A Machine Learning Software Tool for Peptide Feature Detection from Liquid Chromatography–Mass Spectrometry Data

We introduce MSTracer, a new software tool for detecting peptide features from MS data. The software incorporates two scoring functions based on machine learning: one for detecting the peptide features and the other for assigning a quality score to each detected feature.

Getting started with MSTracer

Quick Start with Docker

  • Download and install Docker
  • Run application with command:
  • docker run --rm -v $PWD:/app -w /app trackerrr/mstracer java -jar /mstracer/mstracer.jar -mzXML [PATH_TO_MZXML]

    Note: Put your .mzXML file in data/ or any designated folder. Your output files will be generated in that folder as well.

    In the commands, replace [PATH_TO_MZXML] with the path to your file, or try with a preloaded data toy.mzXML.

    The output file is your-file-name_precursors.tsv.

    Developer Usage

    Clone & navigate to the repository:

    git clone https://github.com/waterlooms/mstracer.git

    cd mstracer

    Environment Settings: tensorflow-gpu==2.0.0 scikit-learn==0.22

    Your data files should be located in the data/ folder. By default, the program will execute on the toy.mzXML file located in mstracer/data/. JAVA source files should go under mstracer/src/main/java/edu/uw/waterlooms/. PYTHON source files should go under mstracer/src/main/python/.

    Algorithm Explanation

    Step A: Detection of local maxima on trails

    A trail consists of the signal peaks of the same isotopic precursor ion that appear persistently at the same m/z (allowing for a mass error tolerance) for a period of time. The signal intensity over time on a trail can be represented as the function h(t). By locating the most intensive peak signal on each trail, a precursor ion (either a monoisotope or an isotope) can be distinguished with confidence.

    Step B: Grouping trails into isotope groups by m/z difference

    We define an isotope group as a group of isotopes formed by clustering all the isotopes (represented by local maxima) for a monoisotope. A sequence of local maxima forms an isotope group if they have similar RT and the m/z of every pair of adjacent local maxima differ by m(proton)/k for an integer k. Here, k is the charge state of the candidate, and m(proton) is the atomic mass of a proton. We start searching for isotope groups from k = 1, 2, ..., N, where N is the largest charge state.

    Step C: Eliminating conflicting isotope groups by SVR score

    Isotope groups are candidates for peptide features.

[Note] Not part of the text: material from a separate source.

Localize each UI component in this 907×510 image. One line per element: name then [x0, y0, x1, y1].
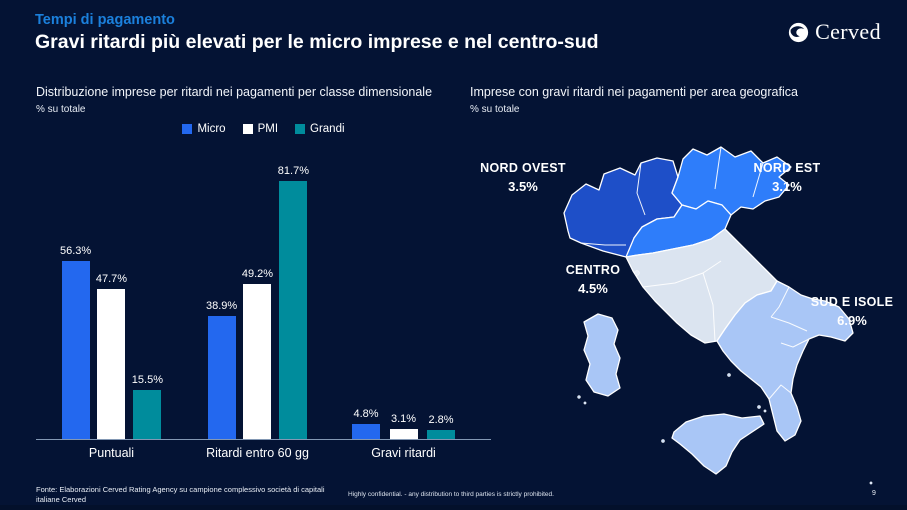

However, different isotope groups may conflict with each other. We have to determine the isotope group that the trail is most likely to belong to and remove the group in which the trail is falsely clustered. For example, the local maxima in each isotope group with charge 2k contain a subset of local maxima that form a charge-k isotope group. Allowing both charge states to exist will substantially increase the false positives. Therefore, a scoring function is used to remove the inferior isotope groups within a set of conflicting ones. After this filtration, the remaining isotope groups become the peptide features.

    Step D: The assignment of the final NN-based quality score.

    NN-based scoring function is used to assess the quality of each peptide feature. Finally, features with very close m/z and RT values and the same k are clustered to remove redundancies.